8. Hannibal Lecter never said, “Hello, Clarice,” and Darth Vader never said, “Luke, I am your father.”
When Lecter meets Clarice in Silence of the Lambs, he doesn’t say her name—he doesn’t know her name. He simply says, “Good morning,” which, you might have noticed, isn’t even close to “Hello.”
The Darth Vader line is closer, but it’s “No, I am your father.”
While we’re at it, Will Smith didn’t say, “Welcome to Erf!” in Independence Day, even though you probably remember it that way. He very clearly pronounced “Earth,” but the cultural consciousness wouldn’t let it go down like that. At some point, someone said “Welcome to Erf,” and that’s how we remember it.

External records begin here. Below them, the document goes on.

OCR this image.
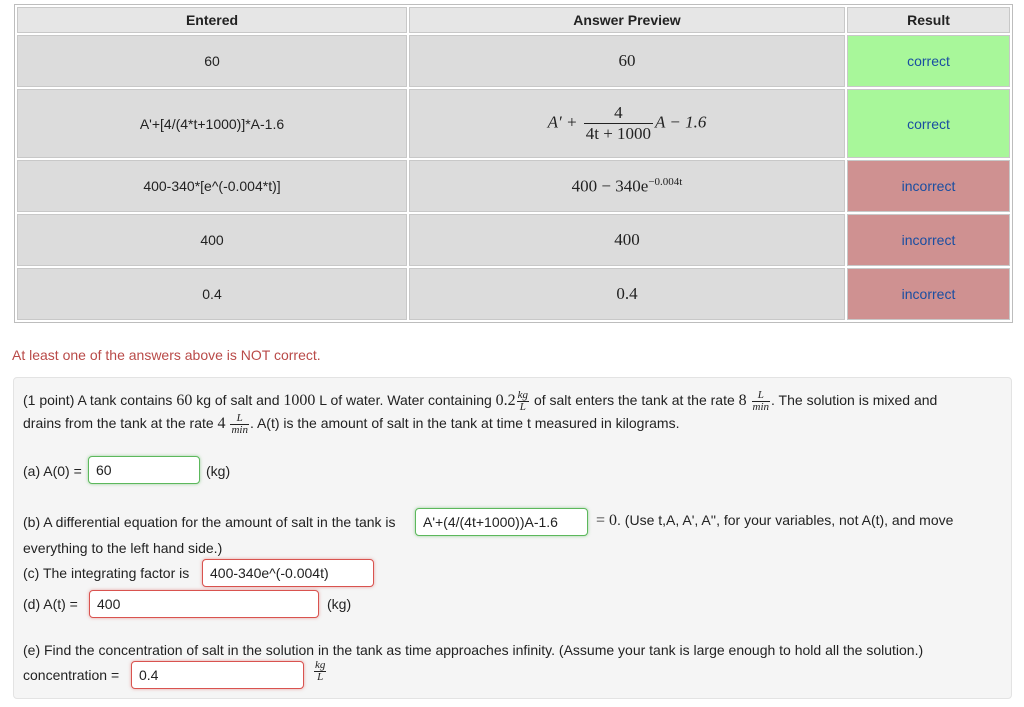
Entered	Answer Preview	Result
60	60	correct
A'+[4/(4*t+1000)]*A-1.6	$A' + \frac{4}{4t + 1000}$ A − 1.6	correct
400-340*[e^(-0.004*t)]	$400 - 340e^{-0.004t}$	incorrect
400	400	incorrect
0.4	0.4	incorrect
At least one of the answers above is NOT correct.
(1 point) A tank contains 60 kg of salt and 1000 L of water. Water containing $0.2 \frac{kg}{L}$ of salt enters the tank at the rate 8	L
min . The solution is mixed and
drains from the tank at the rate 4	L
min . A(t) is the amount of salt in the tank at time t measured in kilograms.
(a) A(0) =	60	(kg)
(b) A differential equation for the amount of salt in the tank is	A'+(4/(4t+1000))A-1.6	= 0. (Use t,A, A', A'', for your variables, not A(t), and move
everything to the left hand side.)
(c) The integrating factor is	400-340e^(-0.004t)
(d) A(t) =	400	(kg)
(e) Find the concentration of salt in the solution in the tank as time approaches infinity. (Assume your tank is large enough to hold all the solution.)
concentration =	0.4	$\frac{kg}{L}$
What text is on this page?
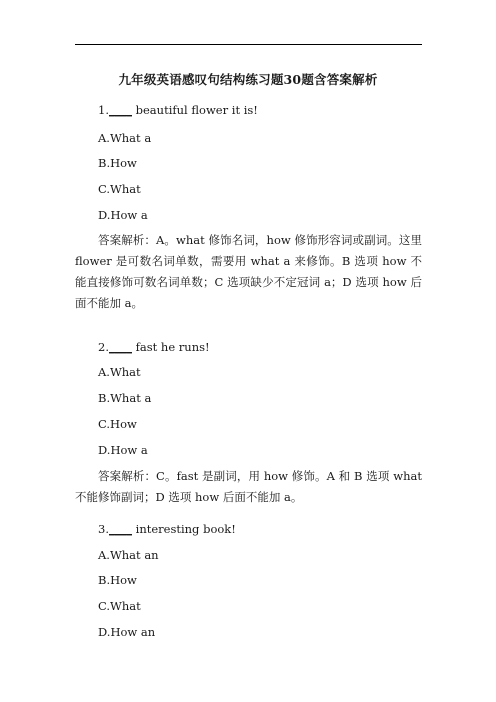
九年级英语感叹句结构练习题30题含答案解析
1.____ beautiful flower it is!
A.What a
B.How
C.What
D.How a
答案解析：A。what 修饰名词，how 修饰形容词或副词。这里 flower 是可数名词单数，需要用 what a 来修饰。B 选项 how 不能直接修饰可数名词单数；C 选项缺少不定冠词 a；D 选项 how 后面不能加 a。
2.____ fast he runs!
A.What
B.What a
C.How
D.How a
答案解析：C。fast 是副词，用 how 修饰。A 和 B 选项 what 不能修饰副词；D 选项 how 后面不能加 a。
3.____ interesting book!
A.What an
B.How
C.What
D.How an
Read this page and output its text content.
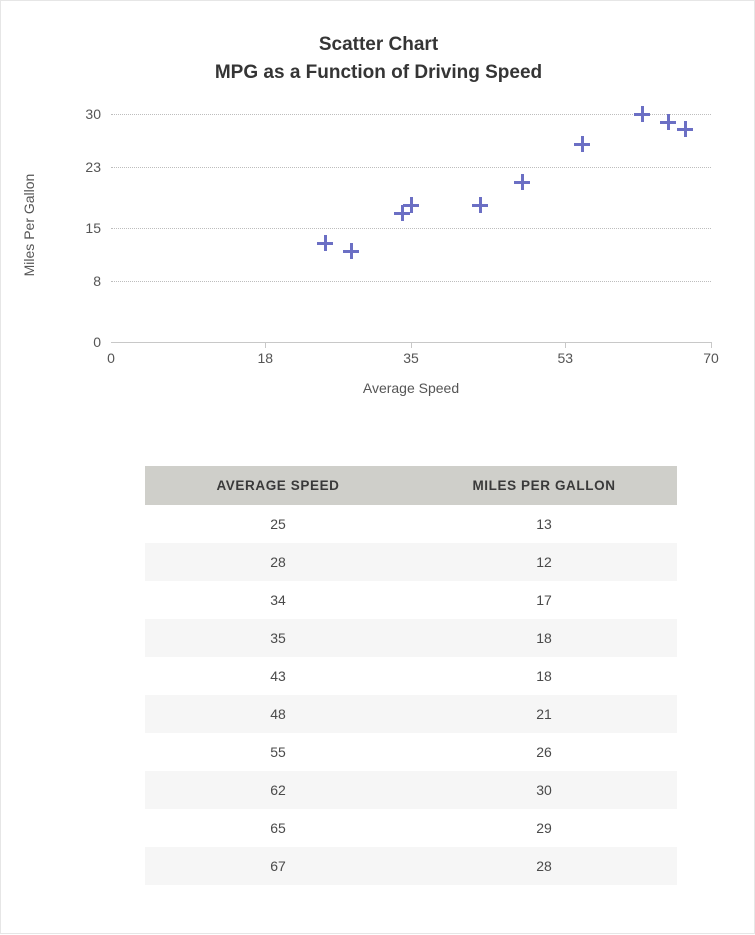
Scatter Chart
MPG as a Function of Driving Speed
0
8
15
23
30
0	18	35	53	70
Average Speed
Miles Per Gallon
AVERAGE SPEED	MILES PER GALLON
25	13
28	12
34	17
35	18
43	18
48	21
55	26
62	30
65	29
67	28
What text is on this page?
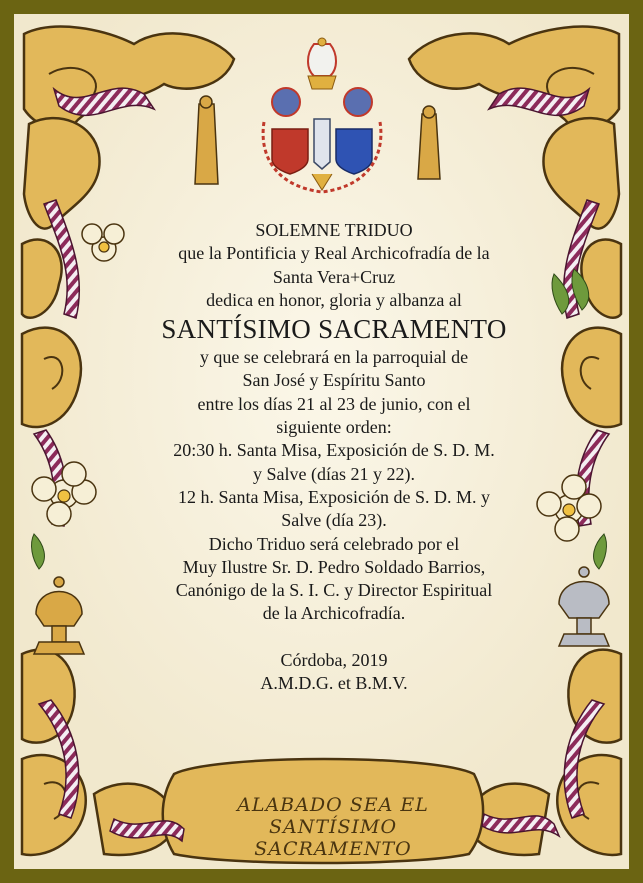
SOLEMNE TRIDUO
que la Pontificia y Real Archicofradía de la
Santa Vera+Cruz
dedica en honor, gloria y albanza al
SANTÍSIMO SACRAMENTO
y que se celebrará en la parroquial de
San José y Espíritu Santo
entre los días 21 al 23 de junio, con el
siguiente orden:
20:30 h. Santa Misa, Exposición de S. D. M.
y Salve (días 21 y 22).
12 h. Santa Misa, Exposición de S. D. M. y
Salve (día 23).
Dicho Triduo será celebrado por el
Muy Ilustre Sr. D. Pedro Soldado Barrios,
Canónigo de la S. I. C. y Director Espiritual
de la Archicofradía.
Córdoba, 2019
A.M.D.G. et B.M.V.
ALABADO SEA EL
SANTÍSIMO SACRAMENTO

So…why? Why do we remember these iconic movie lines so incorrectly? Well, remember that these films came out before home video was really a thing (with the exception of Independence Day).
You might have shelled out the cash to see the films once, but after that, you’d rely on impressions from your friends to relive the major scenes. If someone’s impersonating Darth Vader, the impression is a little clearer when they add in “Luke,” and ditto for “Clarice.”
As for “Welcome to Erf,” well, your guess is as good as ours.